Tepco built a new wastewater treatment facility to treat contaminated water. The company used both US proprietary adsorption and French conventional technologies in the new 1200 m3/day treatment plant. A supplementary and simpler SARRY (simplified active water retrieve and recovery system) plant to remove caesium using Japanese technology and made by Toshiba and The Shaw Group was installed and commissioned in August 2011. These plants reduce caesium from about 55 MBq/L to 5.5 kBq/L – about ten times better than designed. Desalination is necessary on account of the seawater earlier used for cooling, and the 1200 m3/day desalination plant produces 480 m3 of clean water while 720 m3 goes to storage. A steady increase in volume of the stored water (about 400 m3/d net) is due to groundwater finding its way into parts of the plant and needing removal and treatment.
The USA narrowly averted a total meltdown (which could cause a nuclear explosion) in 1979 at Three Mile Island, and has had a couple of other disasters.
TMI would have been somewhat similar to Fukushima, but smaller had it become a full meltdown as it was only one unit. Again, you don't get a "nuclear explosion", power plants aren't bombs and don't in any way operate on the same principle. There would be the potential for a steam or hydrogen explosion, but these are relatively small (Fukushima experienced a hydrogen explosion) and result in only minimal releases if not fully contained (depending on reactor design).
There have been some 30 total disasters, and you can read all about them.
By contrast, while oil accidents do occur the worst one on record is probably the BP Deepwater Horizon which killed few people in the explosion, and devastated the marine wildlife and economy.

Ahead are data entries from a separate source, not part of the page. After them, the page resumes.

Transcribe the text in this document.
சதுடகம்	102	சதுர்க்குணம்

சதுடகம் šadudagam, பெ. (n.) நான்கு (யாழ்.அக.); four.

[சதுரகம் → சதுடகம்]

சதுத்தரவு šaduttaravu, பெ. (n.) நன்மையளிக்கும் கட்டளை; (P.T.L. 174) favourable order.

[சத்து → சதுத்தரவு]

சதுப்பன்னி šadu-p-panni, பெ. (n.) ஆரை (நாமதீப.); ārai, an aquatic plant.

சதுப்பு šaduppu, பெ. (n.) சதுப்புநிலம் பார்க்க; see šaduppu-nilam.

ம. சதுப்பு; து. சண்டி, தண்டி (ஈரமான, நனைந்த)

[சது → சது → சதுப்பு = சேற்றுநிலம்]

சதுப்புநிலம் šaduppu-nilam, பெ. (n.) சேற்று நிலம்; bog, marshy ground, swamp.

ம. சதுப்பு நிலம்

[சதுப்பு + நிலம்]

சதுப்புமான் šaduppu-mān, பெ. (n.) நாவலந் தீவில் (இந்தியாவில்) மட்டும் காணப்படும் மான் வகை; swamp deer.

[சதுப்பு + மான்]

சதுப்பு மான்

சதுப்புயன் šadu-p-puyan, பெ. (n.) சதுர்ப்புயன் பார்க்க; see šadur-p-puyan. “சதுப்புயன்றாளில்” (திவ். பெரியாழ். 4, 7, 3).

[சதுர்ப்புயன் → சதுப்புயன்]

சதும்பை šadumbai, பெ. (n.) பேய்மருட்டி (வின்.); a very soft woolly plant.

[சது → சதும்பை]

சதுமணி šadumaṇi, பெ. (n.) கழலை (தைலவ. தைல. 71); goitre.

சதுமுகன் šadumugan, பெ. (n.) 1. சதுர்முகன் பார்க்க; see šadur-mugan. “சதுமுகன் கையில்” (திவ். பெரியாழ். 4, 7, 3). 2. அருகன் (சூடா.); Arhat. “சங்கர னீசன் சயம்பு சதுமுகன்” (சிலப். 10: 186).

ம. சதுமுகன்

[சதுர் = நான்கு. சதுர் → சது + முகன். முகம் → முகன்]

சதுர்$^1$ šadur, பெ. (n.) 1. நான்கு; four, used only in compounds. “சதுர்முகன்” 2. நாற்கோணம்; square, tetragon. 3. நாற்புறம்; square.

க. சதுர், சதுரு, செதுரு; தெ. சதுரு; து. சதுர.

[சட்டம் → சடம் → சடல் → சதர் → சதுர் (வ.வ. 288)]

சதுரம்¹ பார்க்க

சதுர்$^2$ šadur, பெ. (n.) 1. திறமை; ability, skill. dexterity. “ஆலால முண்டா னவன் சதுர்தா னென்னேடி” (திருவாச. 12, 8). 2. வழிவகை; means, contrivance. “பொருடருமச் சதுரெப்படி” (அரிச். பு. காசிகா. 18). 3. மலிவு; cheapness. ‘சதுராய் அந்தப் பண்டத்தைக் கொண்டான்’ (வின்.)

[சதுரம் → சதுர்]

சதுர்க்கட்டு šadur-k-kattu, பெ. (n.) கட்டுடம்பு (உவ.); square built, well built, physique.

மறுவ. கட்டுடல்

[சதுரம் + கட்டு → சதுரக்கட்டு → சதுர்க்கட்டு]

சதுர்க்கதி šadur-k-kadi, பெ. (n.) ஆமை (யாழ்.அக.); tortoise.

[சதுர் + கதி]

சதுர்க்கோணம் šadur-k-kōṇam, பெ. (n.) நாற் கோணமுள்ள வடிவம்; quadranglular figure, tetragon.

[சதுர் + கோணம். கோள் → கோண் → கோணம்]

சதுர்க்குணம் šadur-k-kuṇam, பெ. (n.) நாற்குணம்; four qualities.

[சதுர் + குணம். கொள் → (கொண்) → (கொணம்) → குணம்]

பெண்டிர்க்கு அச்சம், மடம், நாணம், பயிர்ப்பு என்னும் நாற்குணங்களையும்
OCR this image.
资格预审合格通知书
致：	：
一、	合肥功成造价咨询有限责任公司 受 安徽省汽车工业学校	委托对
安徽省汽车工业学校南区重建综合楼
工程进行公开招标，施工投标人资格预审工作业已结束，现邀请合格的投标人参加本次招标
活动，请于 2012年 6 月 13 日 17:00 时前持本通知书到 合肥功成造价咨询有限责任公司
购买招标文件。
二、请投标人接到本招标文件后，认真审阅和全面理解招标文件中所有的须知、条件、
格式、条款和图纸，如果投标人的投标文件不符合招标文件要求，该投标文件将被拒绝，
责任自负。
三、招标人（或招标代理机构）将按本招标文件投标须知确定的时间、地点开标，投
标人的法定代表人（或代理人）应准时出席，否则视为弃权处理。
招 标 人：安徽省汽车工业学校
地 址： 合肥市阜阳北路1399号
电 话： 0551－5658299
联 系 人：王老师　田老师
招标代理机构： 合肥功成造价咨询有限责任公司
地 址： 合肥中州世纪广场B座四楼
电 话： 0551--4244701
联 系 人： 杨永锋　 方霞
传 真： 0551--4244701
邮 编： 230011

The cleanup for that has been $30 billion plus about $65 billion in lawsuit claim settlements. That's a lot less than Japan and Russia's cleanup costs...
There have been two major disasters (Chernobyl, Fukushima). TMI was a minor event and the mishandling of nuclear materials be it for weapons purposes or power gen in its infancy in the Soviet Union don't fall into the same category. The amount of nuclear weapons testing the US has performed is staggering, as is the amount of contamination that has produced, but that's not powergen, that's not the same industry and we don't get to conveniently conflate the two just because we don't like the word "nuclear".
The loss of life from fossil fuels is far more spread out and measured, as
@PandaBear noted, as a perpetual and cumulative series of events such as coal miners dying from black lung, people getting cancer from air pollution...etc. There's not one or two "gotcha" events that are on the scale of something like Chernobyl, but that doesn't make it any less severe. There's no sweet solace from dying from lung cancer due to black lung rather than the same thing working clean-up at Chernobyl.
As I said earlier, the nuclear industry is the ONLY industry completely responsible for its entire waste stream.